Zaharie Ahmad Shah, pilot of Malaysia Airlines Flight 370, conducted a simulated flight landing into the remote southern Indian Ocean — less than a month before the plane disappeared in a similar way during the final flight, according to reports on Friday.

MH370 Pilot Flew Suicide Route On Home Simulator Prior To Final Flight

Confidential documents from the Malaysian police investigation into the March 2014 disappearance of MH370 reportedly provides evidence that Zaharie may have been involved in a premeditated act of mass murder-suicide.

READ: Debris Found From Missing MH370

The documents reveal that after the plane disappeared, Malaysia turned over to the FBI hard drives Zaharie used to record sessions on an advanced home-built flight simulator.

The FBI were able to recover six deleted data points stored by the Microsoft Flight Simulator X program in the weeks before MH370 disappeared — which analyzed the airplane’s altitude, speed and direction.

“Based on the Forensics Analysis conducted on the 5 HDDs obtained from the Flight Simulator from MH370 Pilot’s house, we found a flight path, that lead to the Southern Indian Ocean,” the document notes.

The connected points depict a flight that departs Kuala Lumpur, heads northwest over the Malacca Strait, then turns left and heads south over the Indian Ocean.

Search officials believe MH370 followed a similar route, based on signals the plane transmitted to a satellite after ceasing communications and turning off course.

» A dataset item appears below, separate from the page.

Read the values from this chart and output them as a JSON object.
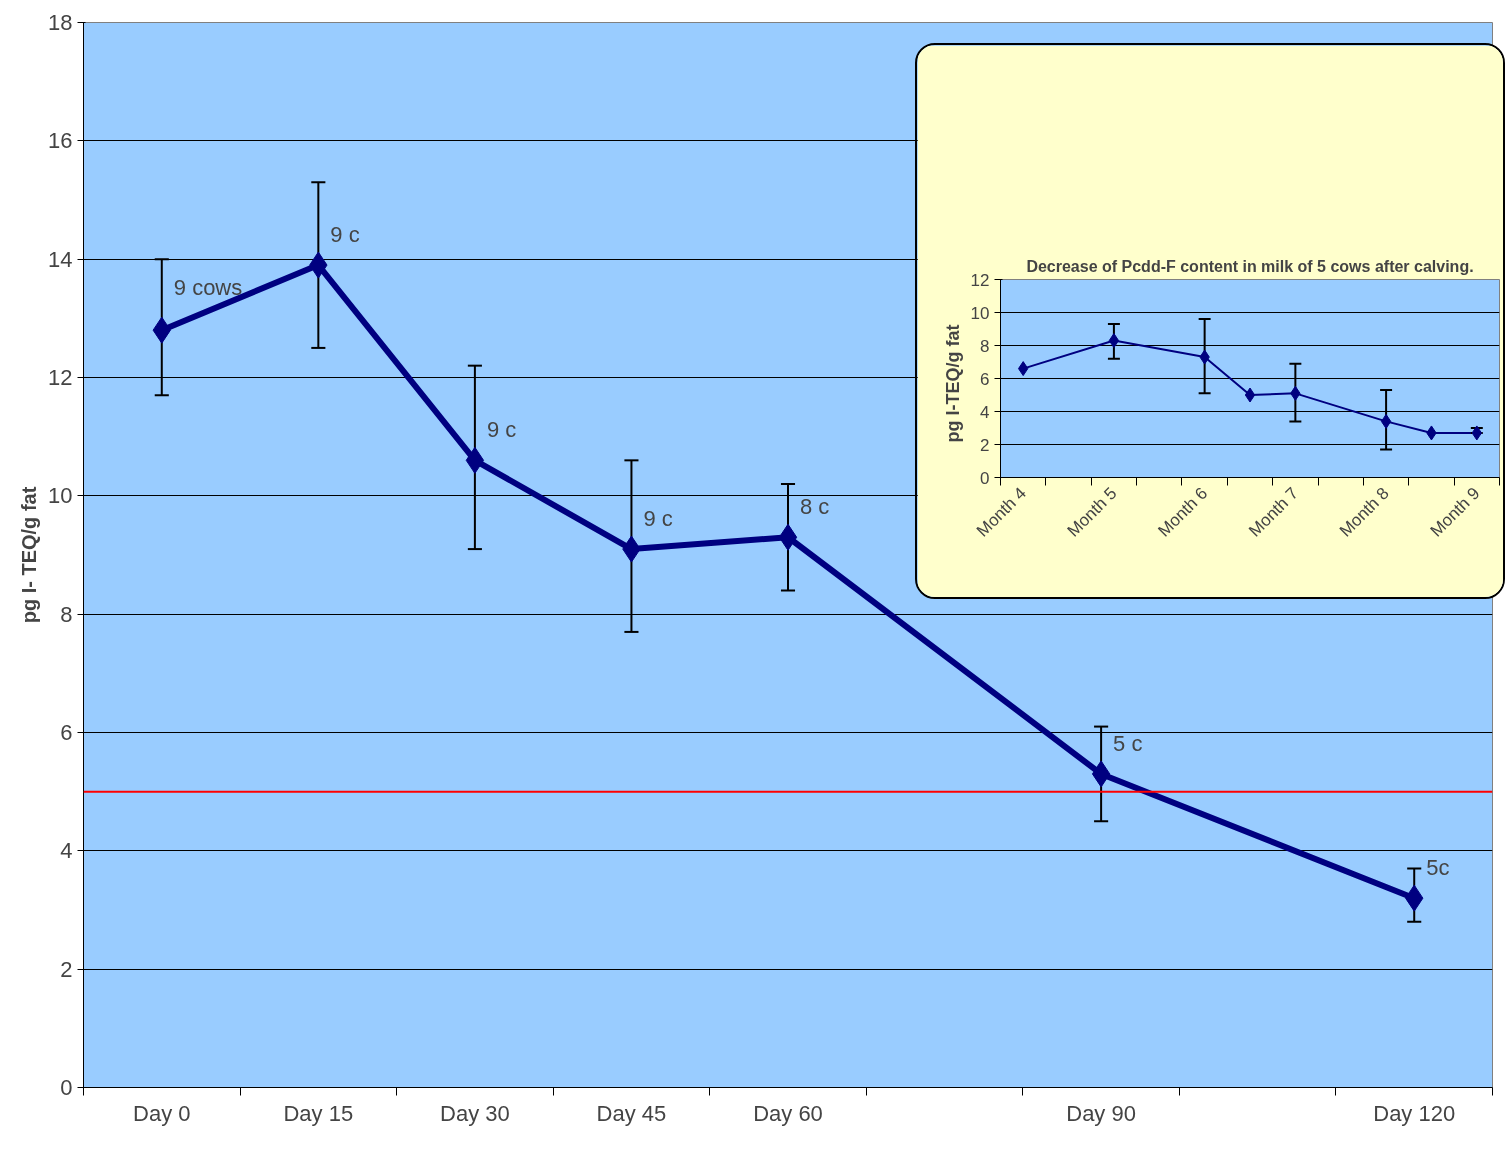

However, the simulated flight’s endpoint is 900 miles away from the remote southern ocean area officials infer the MH370 went down.

Ministers from Malaysia, China and Australia announced that once the current seabed search for MH370’s wreckage is completed, there will be no further efforts to find the plane.

“I must emphasize that this does not mean we are giving up on the search for MH370,” Malaysian Transport minister Liow Tiong Lai said.

An estimated 42,000 square miles have been covered in the search at a cost of more than $130 million, with another 4,000 square miles to go.